Liana Aghajanian racconta su Thrillist.com come per lei, e molti altri immigrati, la vita in America è profondamente legata alle scatole di Ferrero Rocher. Per l’autrice infatti nella sua comunità il Ferrero Rocher era una stretta di mano segreta, un segno di rispetto e buon gusto; era un simbolo di vita agiata, una cosa tangibile che racchiudeva in modo vivido le aspirazioni sociali ed economiche in un modo che nessun altro prodotto alimentare avrebbe potuto fare.
Negli anni ’80 e ’90 una scatola di Ferrero Rocher, negli Stati Uniti, era un modo certo per far colpo sugli ospiti o come regalo verso chi ospitava: la sua presenza era una certezza sulle tavole delle case degli immigrati.
Lo scrittore libico-americano Tasbeeh Herwees, cresciuto a Culver City, in California, in un complesso residenziale interamente occupato da famiglie libico-americane, ognuna delle quali aveva una scorta di Ferrero Rocher, racconta come la pralina fosse associata alla cultura libica, perché gli unici posti dove potesse trovarla erano casa sua, i matrimoni libico-americani o in Libia stessa. Ferrero Rocher diventa quindi uno status symbol: un ponte tra passato e presente con in mezzo turbolenze, guerra, violenza ed il viaggio negli USA.

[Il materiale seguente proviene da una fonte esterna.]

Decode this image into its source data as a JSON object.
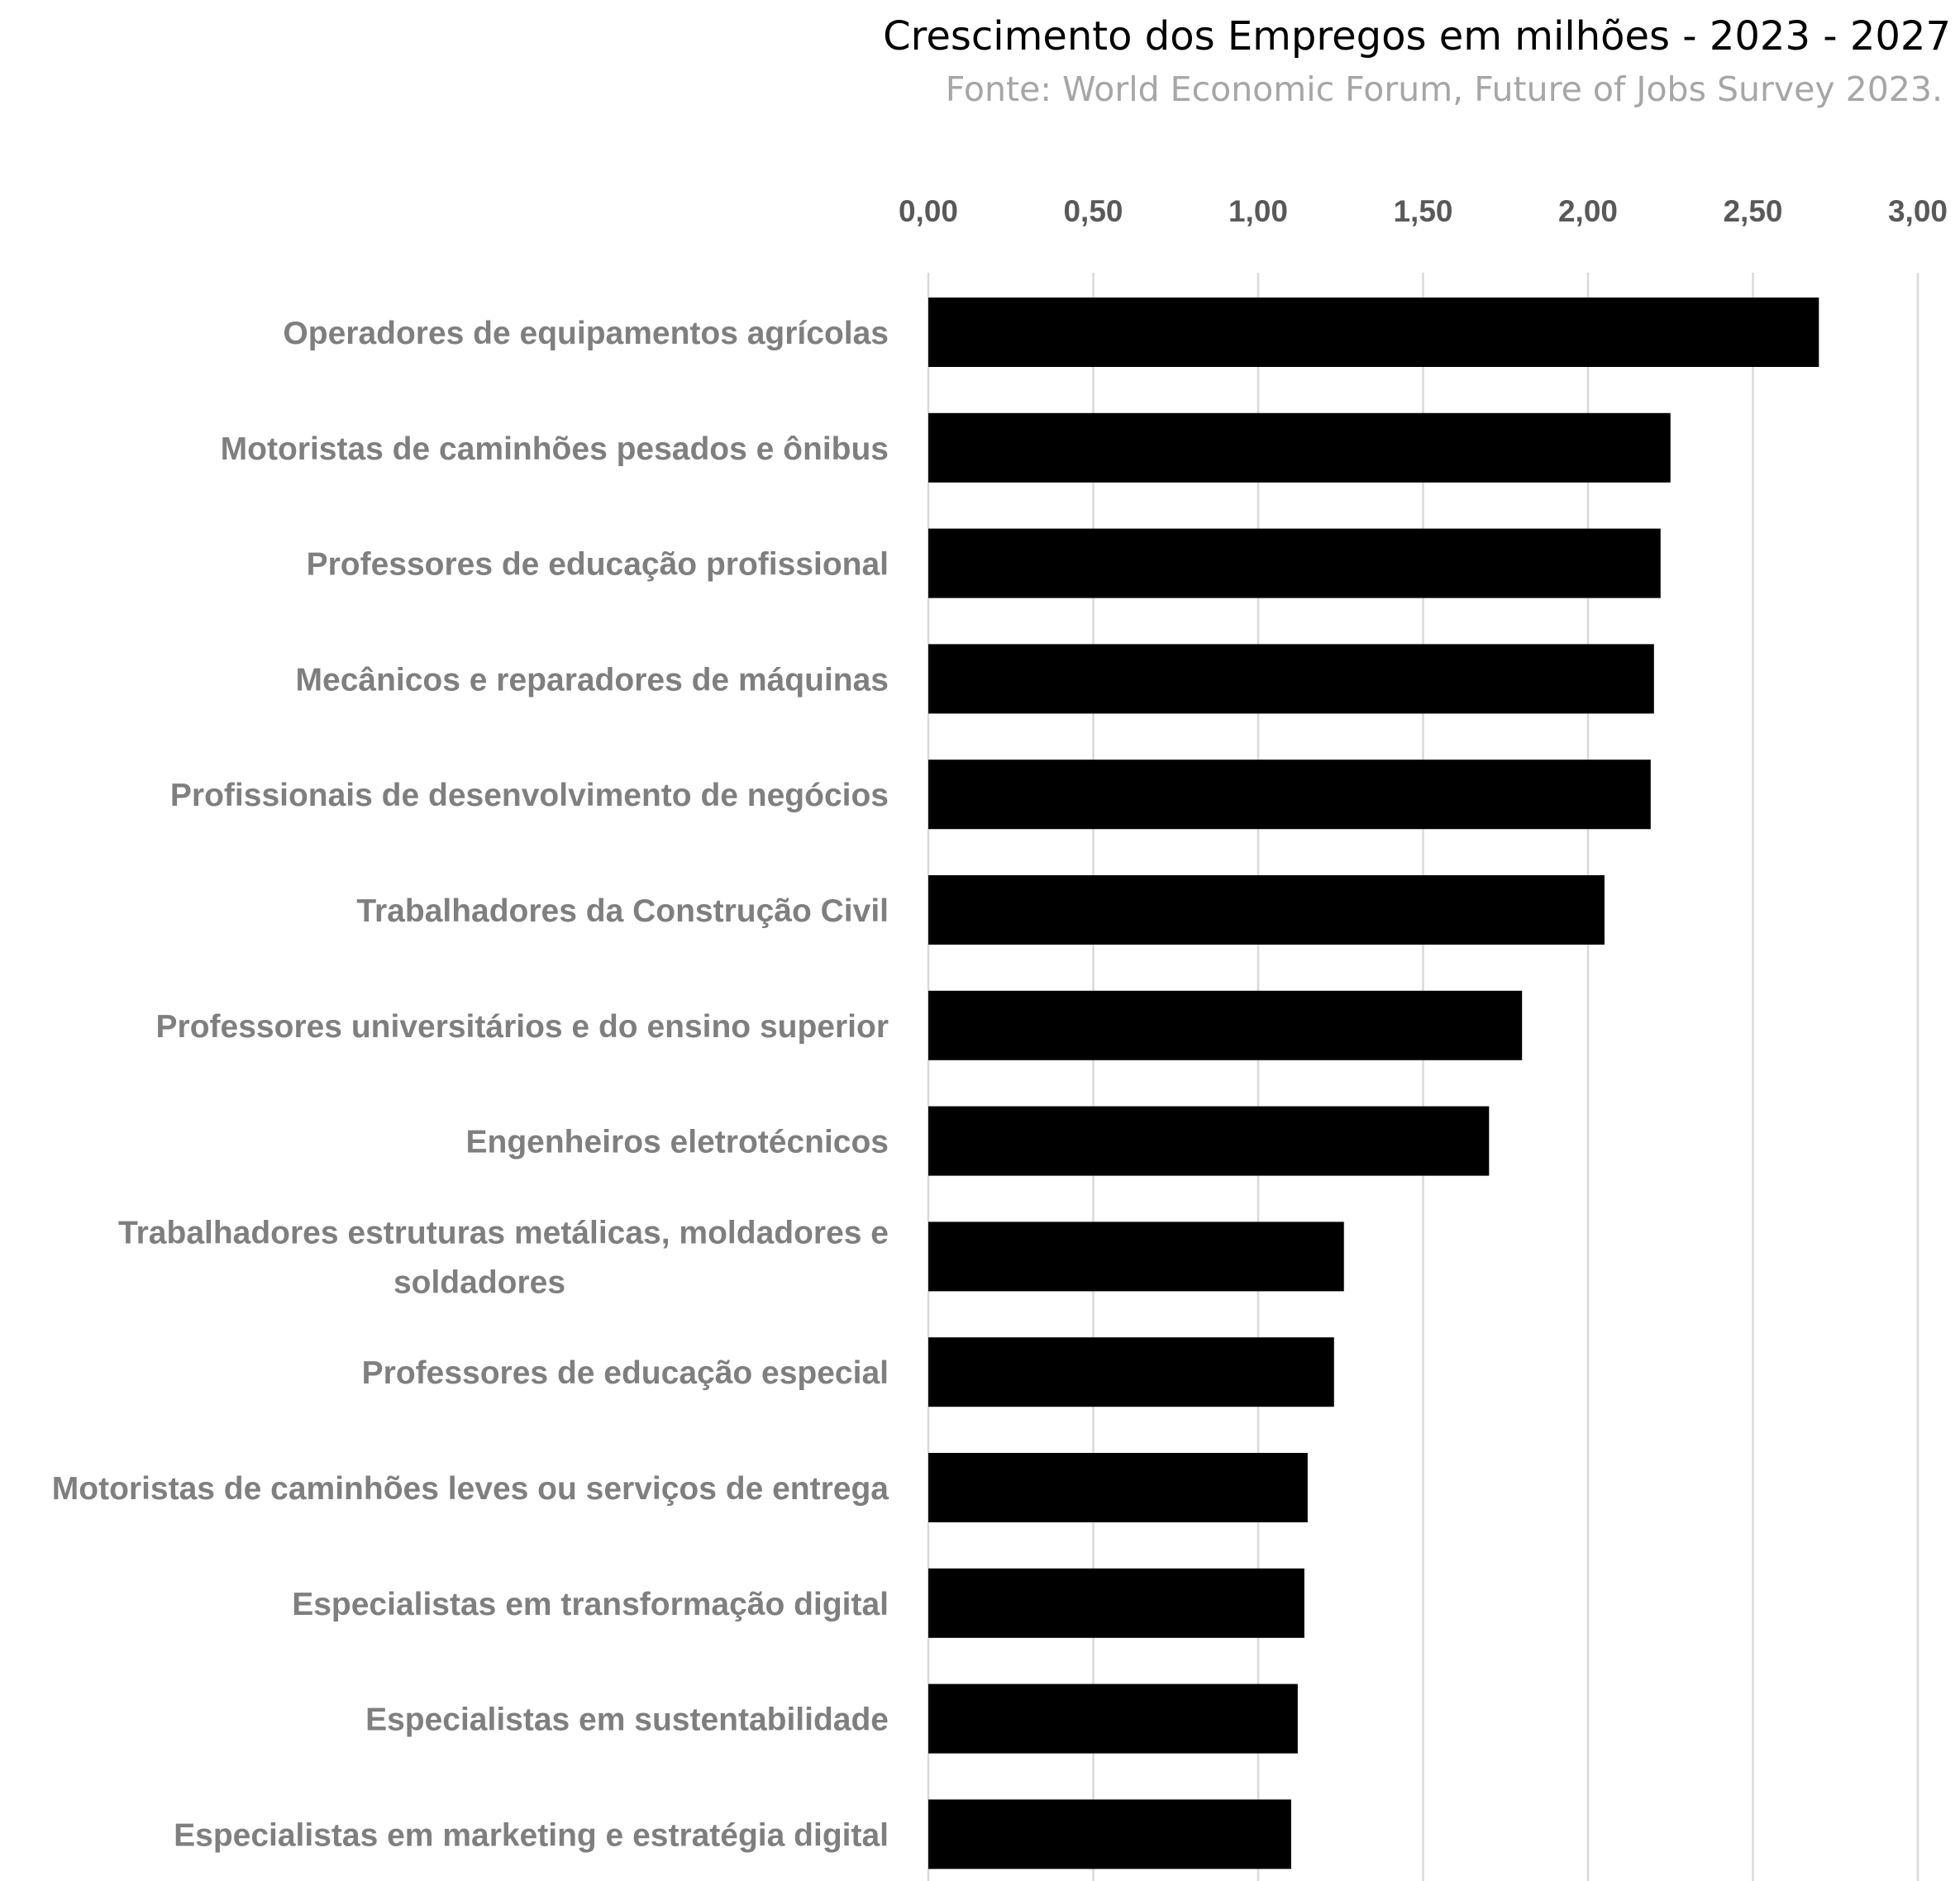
{
  "chart_data": {
    "type": "bar",
    "orientation": "horizontal",
    "title": "Crescimento dos Empregos em milhões  - 2023 - 2027",
    "subtitle": "Fonte: World Economic Forum, Future of Jobs Survey 2023.",
    "xlabel": "",
    "ylabel": "",
    "xlim": [
      0,
      3
    ],
    "axis_position": "top",
    "grid": true,
    "legend": "none",
    "tick_values": [
      0,
      0.5,
      1,
      1.5,
      2,
      2.5,
      3
    ],
    "tick_labels": [
      "0,00",
      "0,50",
      "1,00",
      "1,50",
      "2,00",
      "2,50",
      "3,00"
    ],
    "categories": [
      [
        "Operadores de equipamentos agrícolas"
      ],
      [
        "Motoristas de caminhões pesados e ônibus"
      ],
      [
        "Professores de educação profissional"
      ],
      [
        "Mecânicos e reparadores de máquinas"
      ],
      [
        "Profissionais de desenvolvimento de negócios"
      ],
      [
        "Trabalhadores da Construção Civil"
      ],
      [
        "Professores universitários e do ensino superior"
      ],
      [
        "Engenheiros eletrotécnicos"
      ],
      [
        "Trabalhadores estruturas metálicas, moldadores e",
        "soldadores"
      ],
      [
        "Professores de educação especial"
      ],
      [
        "Motoristas de caminhões leves ou serviços de entrega"
      ],
      [
        "Especialistas em transformação digital"
      ],
      [
        "Especialistas em sustentabilidade"
      ],
      [
        "Especialistas em marketing e estratégia digital"
      ]
    ],
    "values": [
      2.7,
      2.25,
      2.22,
      2.2,
      2.19,
      2.05,
      1.8,
      1.7,
      1.26,
      1.23,
      1.15,
      1.14,
      1.12,
      1.1
    ],
    "bar_color": "#000000",
    "grid_color": "#d9d9d9"
  },
  "colors": {
    "title": "#000000",
    "subtitle": "#a6a6a6",
    "tick_label": "#595959",
    "category_label": "#7f7f7f"
  }
}
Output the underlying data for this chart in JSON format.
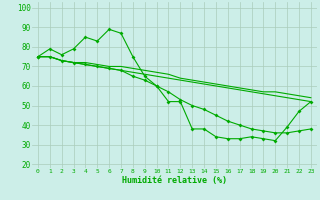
{
  "background_color": "#cceee8",
  "grid_color": "#aaccbb",
  "line_color": "#00aa00",
  "xlabel": "Humidité relative (%)",
  "ylabel_ticks": [
    20,
    30,
    40,
    50,
    60,
    70,
    80,
    90,
    100
  ],
  "xlim": [
    -0.5,
    23.5
  ],
  "ylim": [
    18,
    103
  ],
  "x": [
    0,
    1,
    2,
    3,
    4,
    5,
    6,
    7,
    8,
    9,
    10,
    11,
    12,
    13,
    14,
    15,
    16,
    17,
    18,
    19,
    20,
    21,
    22,
    23
  ],
  "series1": [
    75,
    79,
    76,
    79,
    85,
    83,
    89,
    87,
    75,
    65,
    60,
    52,
    52,
    38,
    38,
    34,
    33,
    33,
    34,
    33,
    32,
    39,
    47,
    52
  ],
  "series2": [
    75,
    75,
    73,
    72,
    72,
    71,
    70,
    70,
    69,
    68,
    67,
    66,
    64,
    63,
    62,
    61,
    60,
    59,
    58,
    57,
    57,
    56,
    55,
    54
  ],
  "series3": [
    75,
    75,
    73,
    72,
    71,
    70,
    69,
    68,
    67,
    66,
    65,
    64,
    63,
    62,
    61,
    60,
    59,
    58,
    57,
    56,
    55,
    54,
    53,
    52
  ],
  "series4": [
    75,
    75,
    73,
    72,
    71,
    70,
    69,
    68,
    65,
    63,
    60,
    57,
    53,
    50,
    48,
    45,
    42,
    40,
    38,
    37,
    36,
    36,
    37,
    38
  ],
  "xtick_labels": [
    "0",
    "1",
    "2",
    "3",
    "4",
    "5",
    "6",
    "7",
    "8",
    "9",
    "10",
    "11",
    "12",
    "13",
    "14",
    "15",
    "16",
    "17",
    "18",
    "19",
    "20",
    "21",
    "22",
    "23"
  ]
}
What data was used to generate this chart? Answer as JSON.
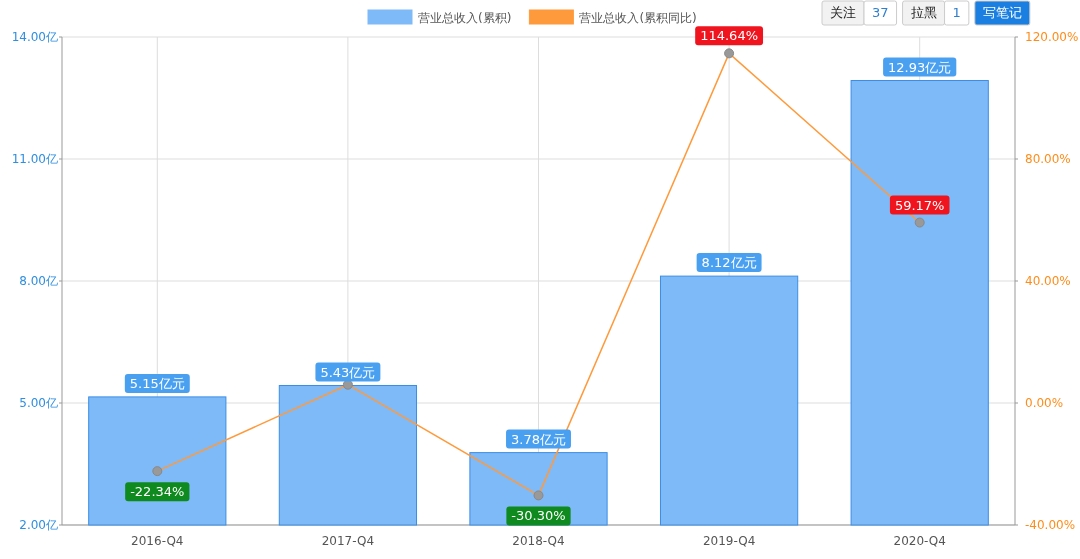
{
  "chart_data": {
    "type": "bar",
    "categories": [
      "2016-Q4",
      "2017-Q4",
      "2018-Q4",
      "2019-Q4",
      "2020-Q4"
    ],
    "series": [
      {
        "name": "营业总收入(累积)",
        "color": "#7fbaf8",
        "values": [
          5.15,
          5.43,
          3.78,
          8.12,
          12.93
        ],
        "value_labels": [
          "5.15亿元",
          "5.43亿元",
          "3.78亿元",
          "8.12亿元",
          "12.93亿元"
        ]
      },
      {
        "name": "营业总收入(累积同比)",
        "type": "line",
        "axis": "y2",
        "color": "#ff9a3c",
        "values": [
          -22.34,
          6,
          -30.3,
          114.64,
          59.17
        ],
        "value_labels": [
          "-22.34%",
          null,
          "-30.30%",
          "114.64%",
          "59.17%"
        ]
      }
    ],
    "ylim": [
      2,
      14
    ],
    "yticks": [
      {
        "value": 2,
        "label": "2.00亿"
      },
      {
        "value": 5,
        "label": "5.00亿"
      },
      {
        "value": 8,
        "label": "8.00亿"
      },
      {
        "value": 11,
        "label": "11.00亿"
      },
      {
        "value": 14,
        "label": "14.00亿"
      }
    ],
    "y2lim": [
      -40,
      120
    ],
    "y2ticks": [
      {
        "value": -40,
        "label": "-40.00%"
      },
      {
        "value": 0,
        "label": "0.00%"
      },
      {
        "value": 40,
        "label": "40.00%"
      },
      {
        "value": 80,
        "label": "80.00%"
      },
      {
        "value": 120,
        "label": "120.00%"
      }
    ],
    "grid": true,
    "legend": "top",
    "marker": "circle",
    "annotations": [
      "关注",
      "37",
      "拉黑",
      "1",
      "写笔记"
    ]
  }
}
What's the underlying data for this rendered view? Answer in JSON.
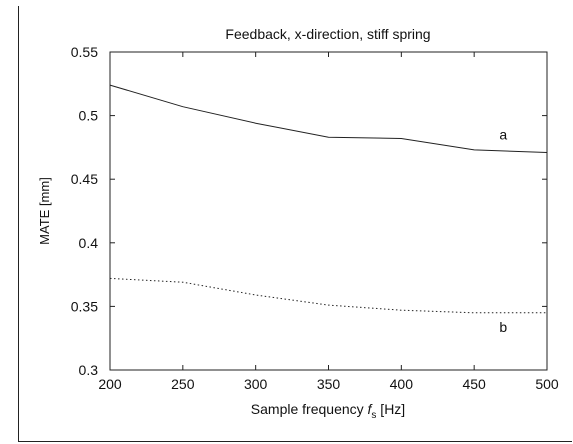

Ma come ha fatto la pralina albese, ispirata da un viaggio a Lourdes di Michele Ferrero, a diventare il prodotto più amato e trasversale tra le comunità di immigrati in USA? Come spesso succede la risposta sta nel marketing… Mentre altri marchi di cioccolato venivano commercializzati nei lussuosi centri commerciali, Ferrero Rocher si trovava facilmente sugli scaffali dei supermercati etnici, e successivamente nei drug store americani come CVS e Rite Aid: era una ricchezza istantanea ed accessibile.
“There’s Never Been a Fine Chocolate Like This Before!” dichiaravano le pubblicità di Ferrero Rocher: il messaggio perfetto per il target di riferimento.
Nel suo piano di espansione Ferrero aprì stabilimenti in Europa orientale, Asia, Medio Oriente e Africa, entrando ancor di più nel subconscio di rumeni, yemeniti, indiani, armeni, libanesi, cinesi, nigeriani, etc., consumatori attratti dal suo status di un prodotto straniero, lussuoso ed importato.
A Hong Kong, le praline sono diventate rapidamente un simbolo di classe e gli uomini d’affari dell’ex colonia britannica hanno portato Ferrero Rocher in Cina come dono, soprattutto durante il capodanno cinese.
“Questo regalo tradizionale di Hong Kong è stato adottato con entusiasmo, in particolare dagli 80 milioni di cinesi che vivono nel Guangdong e questa fu la genesi del legame di Ferrero Rocher con la Cina”, ha scritto Lawrence L. Allen in Chocolate Fortunes: The Battle for the Hearts, Minds, and Wallets of China’s Consumers.
Gli esempi citati fino a qui sono solo alcuni de tanti che si potrebbero citare su come Ferrero Rocher abbia penetrato le comunità di immigrati negli Stati Uniti e , più in generale, diversi mercati di diverse culture in maniera trasversale nel mondo. Altre storie potrebbero essere infatti portate dall’Europa dell’Est, dal Regno Unito, dall’Africa o dall’India dove Ferrero Rocher ha associato il suo prodotto al la festa delle luci indù nota come Diwali. “Perché l’abbiamo reso così prezioso?” dice una voce fuori campo in un annuncio trasmesso in India: “Perché durante Diwali, sappiamo quanto sia prezioso stare con la tua amata famiglia.” Un messggio geniale in tempi in cui una vita frenetica ci consente di stare sempre meno insieme ai nostri famigliari.
All’inizio di quest’anno, Ferrero ha acquistato gli snack Nestlé negli USA per 2,8 miliardi di dollari, dopo aver precedentemente acquistato Fannie May Confections per 115 milioni di dollari e il produttore americano gommoso, Ferrara Candy Company. Secondo Confectionary News, lo scorso anno ha registrato un fatturato globale di $ 12,96 miliardi. Negli Stati Uniti, Ferrero Rocher è il quarto marchio di cioccolato premium nella grande distribuzione.
Nell’era della nostalgia degli anni ’90 e del fervido dibattito sull’immigrazione negli Stati Uniti ed in Europa chissà che la dolcezza di Ferrero Rocher non possa essere d’aiuto ai ragionamenti di qualche governante.